The premise gripped me though. A weird similar thing happened with Battlefield Earth by L. Ron Hubbard. Except I know without a doubt that is a bad book. More than half of it is garbage, characters best forgotten. The damn premise though, it dragged me through, and so it did here.
I’ve never known anyone else who hate read books that the premise was too good. Most people don’t seem to read conventional fiction much at all. “Why not watch a movie? Why not watch TV?” Most visual media is depressingly formulaic. I can’t engage on the same level I do with a novel. I can’t engage as well with characters who already have a voice and a face. Persona means mask, and I think most people are better masked than they want to admit. It’s why I went into psychology in the first place, trying to get behind the mask.
The sad fact is most people don’t have a compelling story, or relateable motivations. You take the mask off and there’s just a frightened child. They’re so obsessed with how others see them, they never concern themselves with who they actually are.
Meanwhile I’m over here, forgetting I’m wearing a mask. This is the most me I can be, in written form. If any of you saw me, you’d meet someone entirely different. You’d meet who you wanted to meet, because that’s all the thought I’ve put into it. What do they assume? Okay, I’ll make that work. Very few people who see my real face ever meet the me behind the curtain.
This is the kind of stuff only horror can dredge up, good or bad it forces me to consider my own feelings, and be vulnerable with them in the moment.
I think I’m probably some weird deviant, just not the dangerous kind, the useful kind.
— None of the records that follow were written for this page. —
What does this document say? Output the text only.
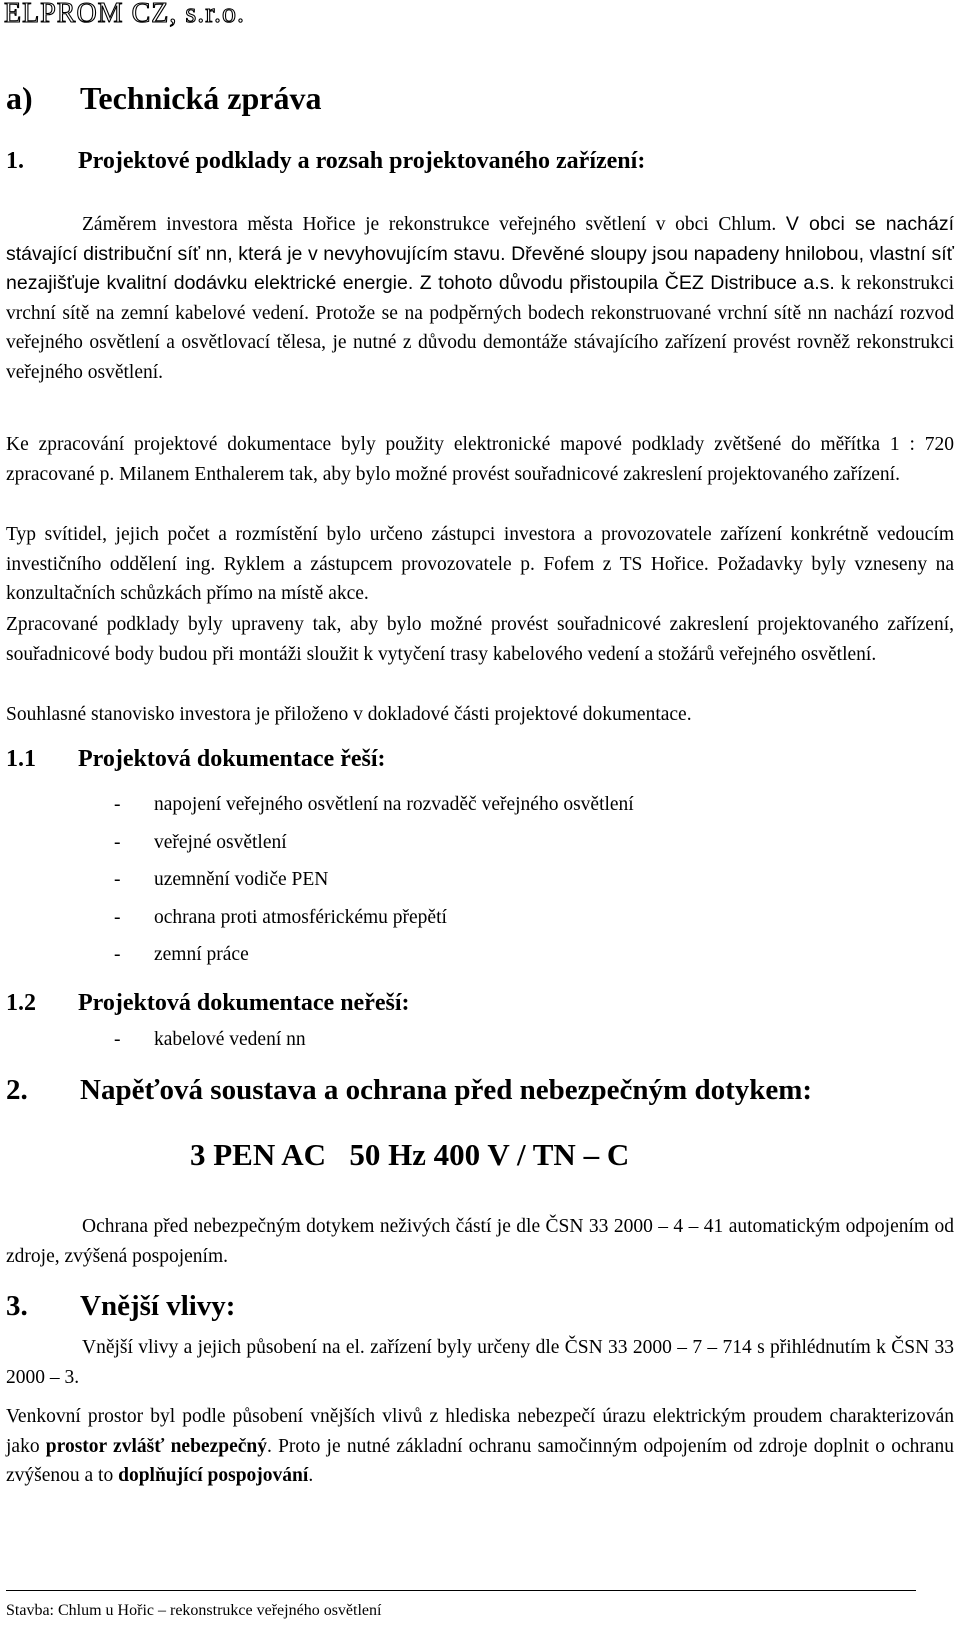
ELPROM CZ, s.r.o.
a) Technická zpráva
1. Projektové podklady a rozsah projektovaného zařízení:
Záměrem investora města Hořice je rekonstrukce veřejného světlení v obci Chlum. V obci se nachází stávající distribuční síť nn, která je v nevyhovujícím stavu. Dřevěné sloupy jsou napadeny hnilobou, vlastní síť nezajišťuje kvalitní dodávku elektrické energie. Z tohoto důvodu přistoupila ČEZ Distribuce a.s. k rekonstrukci vrchní sítě na zemní kabelové vedení. Protože se na podpěrných bodech rekonstruované vrchní sítě nn nachází rozvod veřejného osvětlení a osvětlovací tělesa, je nutné z důvodu demontáže stávajícího zařízení provést rovněž rekonstrukci veřejného osvětlení.
Ke zpracování projektové dokumentace byly použity elektronické mapové podklady zvětšené do měřítka 1 : 720 zpracované p. Milanem Enthalerem tak, aby bylo možné provést souřadnicové zakreslení projektovaného zařízení.
Typ svítidel, jejich počet a rozmístění bylo určeno zástupci investora a provozovatele zařízení konkrétně vedoucím investičního oddělení ing. Ryklem a zástupcem provozovatele p. Fofem z TS Hořice. Požadavky byly vzneseny na konzultačních schůzkách přímo na místě akce.
Zpracované podklady byly upraveny tak, aby bylo možné provést souřadnicové zakreslení projektovaného zařízení, souřadnicové body budou při montáži sloužit k vytyčení trasy kabelového vedení a stožárů veřejného osvětlení.
Souhlasné stanovisko investora je přiloženo v dokladové části projektové dokumentace.
1.1 Projektová dokumentace řeší:
- napojení veřejného osvětlení na rozvaděč veřejného osvětlení
- veřejné osvětlení
- uzemnění vodiče PEN
- ochrana proti atmosférickému přepětí
- zemní práce
1.2 Projektová dokumentace neřeší:
- kabelové vedení nn
2. Napěťová soustava a ochrana před nebezpečným dotykem:
3 PEN AC   50 Hz 400 V / TN – C
Ochrana před nebezpečným dotykem neživých částí je dle ČSN 33 2000 – 4 – 41 automatickým odpojením od zdroje, zvýšená pospojením.
3. Vnější vlivy:
Vnější vlivy a jejich působení na el. zařízení byly určeny dle ČSN 33 2000 – 7 – 714 s přihlédnutím k ČSN 33 2000 – 3.
Venkovní prostor byl podle působení vnějších vlivů z hlediska nebezpečí úrazu elektrickým proudem charakterizován jako prostor zvlášť nebezpečný. Proto je nutné základní ochranu samočinným odpojením od zdroje doplnit o ochranu zvýšenou a to doplňující pospojování.
Stavba: Chlum u Hořic – rekonstrukce veřejného osvětlení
Most people are happy to leave the mask on, avoid introspection and philosophy. For so long I tried to be like that, failed. There isn’t enough there, I come in with my ideals that people would be as kind as I imagine them to be.
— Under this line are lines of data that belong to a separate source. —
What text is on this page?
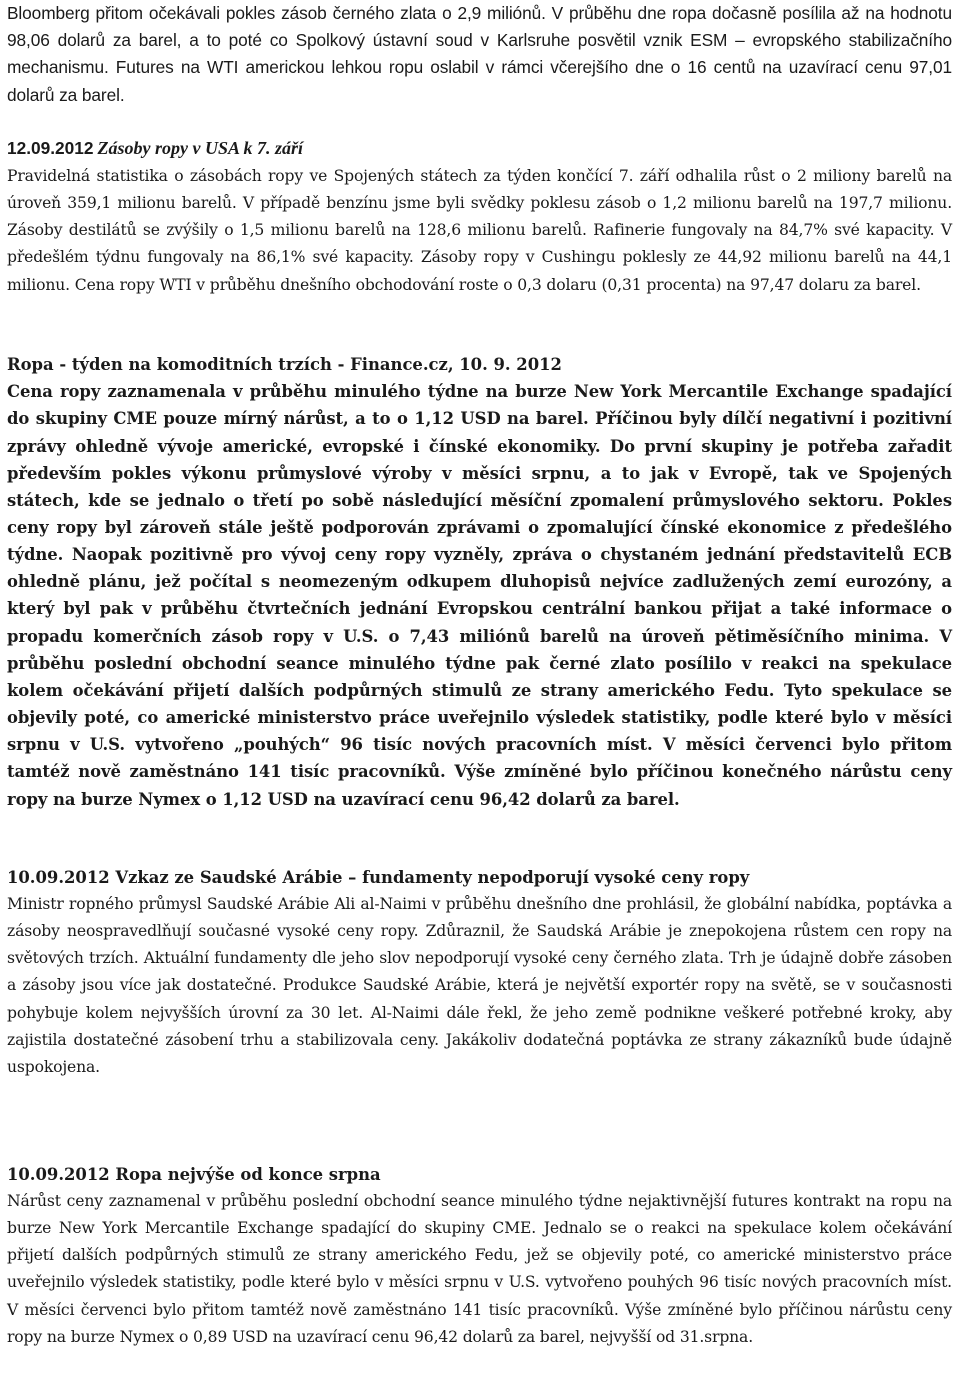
Bloomberg přitom očekávali pokles zásob černého zlata o 2,9 miliónů. V průběhu dne ropa dočasně posílila až na hodnotu 98,06 dolarů za barel, a to poté co Spolkový ústavní soud v Karlsruhe posvětil vznik ESM – evropského stabilizačního mechanismu. Futures na WTI americkou lehkou ropu oslabil v rámci včerejšího dne o 16 centů na uzavírací cenu 97,01 dolarů za barel.

12.09.2012 Zásoby ropy v USA k 7. září

Pravidelná statistika o zásobách ropy ve Spojených státech za týden končící 7. září odhalila růst o 2 miliony barelů na úroveň 359,1 milionu barelů. V případě benzínu jsme byli svědky poklesu zásob o 1,2 milionu barelů na 197,7 milionu. Zásoby destilátů se zvýšily o 1,5 milionu barelů na 128,6 milionu barelů. Rafinerie fungovaly na 84,7% své kapacity. V předešlém týdnu fungovaly na 86,1% své kapacity. Zásoby ropy v Cushingu poklesly ze 44,92 milionu barelů na 44,1 milionu. Cena ropy WTI v průběhu dnešního obchodování roste o 0,3 dolaru (0,31 procenta) na 97,47 dolaru za barel.

Ropa - týden na komoditních trzích - Finance.cz, 10. 9. 2012

Cena ropy zaznamenala v průběhu minulého týdne na burze New York Mercantile Exchange spadající do skupiny CME pouze mírný nárůst, a to o 1,12 USD na barel. Příčinou byly dílčí negativní i pozitivní zprávy ohledně vývoje americké, evropské i čínské ekonomiky. Do první skupiny je potřeba zařadit především pokles výkonu průmyslové výroby v měsíci srpnu, a to jak v Evropě, tak ve Spojených státech, kde se jednalo o třetí po sobě následující měsíční zpomalení průmyslového sektoru. Pokles ceny ropy byl zároveň stále ještě podporován zprávami o zpomalující čínské ekonomice z předešlého týdne. Naopak pozitivně pro vývoj ceny ropy vyzněly, zpráva o chystaném jednání představitelů ECB ohledně plánu, jež počítal s neomezeným odkupem dluhopisů nejvíce zadlužených zemí eurozóny, a který byl pak v průběhu čtvrtečních jednání Evropskou centrální bankou přijat a také informace o propadu komerčních zásob ropy v U.S. o 7,43 miliónů barelů na úroveň pětiměsíčního minima. V průběhu poslední obchodní seance minulého týdne pak černé zlato posílilo v reakci na spekulace kolem očekávání přijetí dalších podpůrných stimulů ze strany amerického Fedu. Tyto spekulace se objevily poté, co americké ministerstvo práce uveřejnilo výsledek statistiky, podle které bylo v měsíci srpnu v U.S. vytvořeno „pouhých“ 96 tisíc nových pracovních míst. V měsíci červenci bylo přitom tamtéž nově zaměstnáno 141 tisíc pracovníků. Výše zmíněné bylo příčinou konečného nárůstu ceny ropy na burze Nymex o 1,12 USD na uzavírací cenu 96,42 dolarů za barel.

10.09.2012 Vzkaz ze Saudské Arábie – fundamenty nepodporují vysoké ceny ropy

Ministr ropného průmysl Saudské Arábie Ali al-Naimi v průběhu dnešního dne prohlásil, že globální nabídka, poptávka a zásoby neospravedlňují současné vysoké ceny ropy. Zdůraznil, že Saudská Arábie je znepokojena růstem cen ropy na světových trzích. Aktuální fundamenty dle jeho slov nepodporují vysoké ceny černého zlata. Trh je údajně dobře zásoben a zásoby jsou více jak dostatečné. Produkce Saudské Arábie, která je největší exportér ropy na světě, se v současnosti pohybuje kolem nejvyšších úrovní za 30 let. Al-Naimi dále řekl, že jeho země podnikne veškeré potřebné kroky, aby zajistila dostatečné zásobení trhu a stabilizovala ceny. Jakákoliv dodatečná poptávka ze strany zákazníků bude údajně uspokojena.

10.09.2012 Ropa nejvýše od konce srpna

Nárůst ceny zaznamenal v průběhu poslední obchodní seance minulého týdne nejaktivnější futures kontrakt na ropu na burze New York Mercantile Exchange spadající do skupiny CME. Jednalo se o reakci na spekulace kolem očekávání přijetí dalších podpůrných stimulů ze strany amerického Fedu, jež se objevily poté, co americké ministerstvo práce uveřejnilo výsledek statistiky, podle které bylo v měsíci srpnu v U.S. vytvořeno pouhých 96 tisíc nových pracovních míst. V měsíci červenci bylo přitom tamtéž nově zaměstnáno 141 tisíc pracovníků. Výše zmíněné bylo příčinou nárůstu ceny ropy na burze Nymex o 0,89 USD na uzavírací cenu 96,42 dolarů za barel, nejvyšší od 31.srpna.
The truth is, we’re always surrounded by monsters, both abstract and very real.
I really, really need to figure out how to write a novel length piece of fiction.
The issue is that every book ever written is a confession. Who you are unavoidably comes out, deep stuff that humans don’t even know how to talk about. That scares me, the idea that someone could see me at that level. Then there’s my shame, is what I have to reveal even worth people’s time?!
The book ended on one of those cliffhangers where you weren’t sure if there was another book coming or not. Just that final chill through your bones, most good horror does that at the end.
That’s the other problem, I can figure out the first two acts, but the final act always seems to stump me.
ah, longing to be worthwhile, longing to be read by others, does everyone feel this way or is it part of my deviation?
longing for a satisfying conclusion, but denied again.